25 janeiro 2007

Impostos, Estado e... Positivismo?!

O artigo “Impostos e imposturas”, escrito pela Profª Maria Sylvia Carvalho Franco e publicado na Folha de S. Paulo de 25.1.2007, a respeito da necessária expansão da carga tributária para financiar o recém-anunciado Programa de Aceleração do Crescimento (PAC) merece algumas reflexões. De fato, conforme argumenta a autora, parece fazer sentido que um “Estado forte” – isto é, no sentido em que a autora entende a expressão, um Estado autoritário – exige uma pesada tributação sobre a sociedade, bem como parece clara a preferência do Presidente Lula por um Estado grande, pesado e devidamente aparelhado, com base em critérios ideológicos.
Todavia, algo chamou-me a atenção: a referência ao Positivismo, que é estranha, em diversos sentidos.

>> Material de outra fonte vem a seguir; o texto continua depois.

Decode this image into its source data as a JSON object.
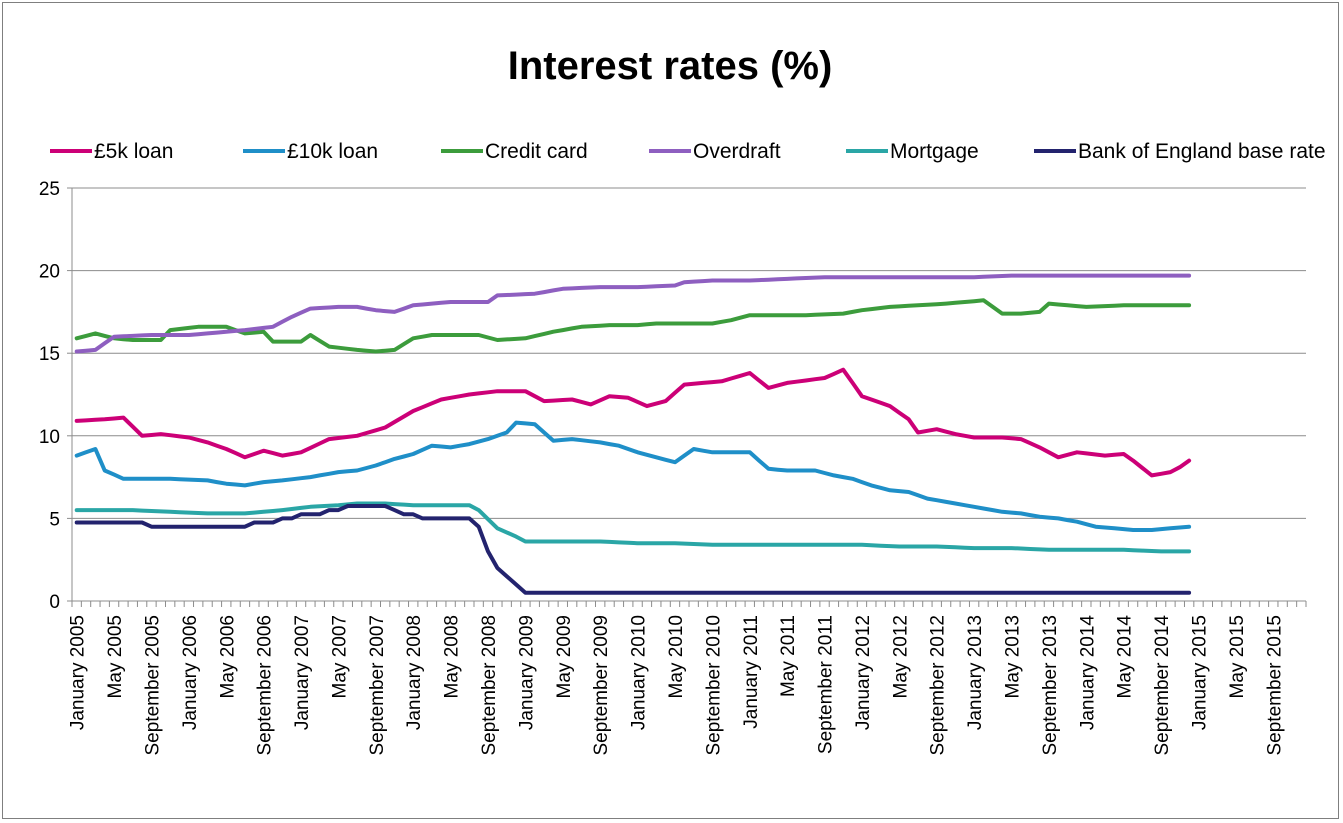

Em primeiro lugar, a autora afirma que o Positivismo influenciou de maneira decisiva o aumento do poder Executivo no Brasil, citando uma carta que Pierre Laffitte enviou a Benjamin Constant nos alvores da República, orientando-o a manter presidencialista o Estado brasileiro e evitando a ação parlamentar. O estranho é que não há relação entre, por um lado, esse conselho de Laffitte e, por outro lado, o aumento do poder Executivo e autoritarismos no Brasil. Afinal, (1) o Positivismo foi um dos grandes defensores do federalismo radical que vigeu no país entre 1889 e 1930, além de pregar um Estado “enxuto” e (2) ao contrário dos grupos liberais, de inspiração estadunidense, e dos variados grupos católicos – e por vezes em oposição a esses grupos –, os positivistas bateram-se resolutamente pelas liberdades públicas e sociais: liberdades de pensamento, de expressão, de organização; separação entre Igreja e Estado; legislação social: direito de greve, direitos indígenas, previdência social etc.
Em segundo lugar, na Filosofia Política de Augusto Comte o que se contrapõe ao Estado – que deve, sim, ser forte – não é o parlamento, supostamente “casa de representação do povo”, mas a própria sociedade civil. Para contrapor-se a um Estado forte, é a própria sociedade civil que deve ser forte – e a garantia disso é que haja uma rigorosa e escrupulosa separação entre Igreja e Estado, de modo que a sociedade civil possa efetivamente exercer a crítica à atuação do Estado. Parece-me fora de discussão que não cabe falar em “autoritarismo” em um projeto sócio-político desse tipo.
Em terceiro lugar, em seus comentários subjaz a idéia de que “Estado forte” é sinônimo de “Estado autoritário”. Não é necessário despender muito tempo comentando como essa afirmação é, na melhor das hipóteses, simplesmente gratuita.
Em quarto lugar, subjaz igualmente em seus comentários o pressuposto de que a existência do parlamento é garantia das liberdades públicas. A “pesquisa histórica”, todavia, não aponta correlação positiva entre parlamento e liberdades públicas: parlamentos podem coexistir com a inocorrência das liberdades públicas, com a coibição dessas liberdades e, de maneira oposta ao seu comentário, podem também ser a fonte de profunda corrupção política, econômica e social. Sem me deter em exemplos históricos, basta pensar na atual situação do Congresso Nacional brasileiro: pode-se com seriedade falar que ele favorece as liberdades públicas? Afirmar que a atual degradação do parlamento nacional é devida ao Presidente Lula não muda nada a (falta de) responsabilidade do Congresso Nacional.
Em quinto e último lugar, simplesmente não é razoável referir-se ao Positivismo para criticar o Presidente Lula, o Partido dos Trabalhadores ou o recém-anunciado PAC: afinal, qual a relação entre aquele e estes? A resposta é simples e direta: nenhuma.
Assim, infelizmente, ansiosa em criticar nosso atual Presidente da República, a autora simplesmente repete os lugares-comuns e as distorções que as várias historiografias nacionais (liberal, católica e/ou marxista) difundiram sobre o Positivismo. Aliás, não por acaso, a autora vincula-se a correntes liberais e católicas.
No final das contas, é intelectual e politicamente desanimador constatar que uma “formadora de opinião”, querendo fazer uma crítica a políticas públicas, resolve "matar dois coelhos com uma cajadada" e baseia-se em mitos profundamente arbitrários para realizar essa crítica. Sinal da qualidade de nossos "formadores de opinião".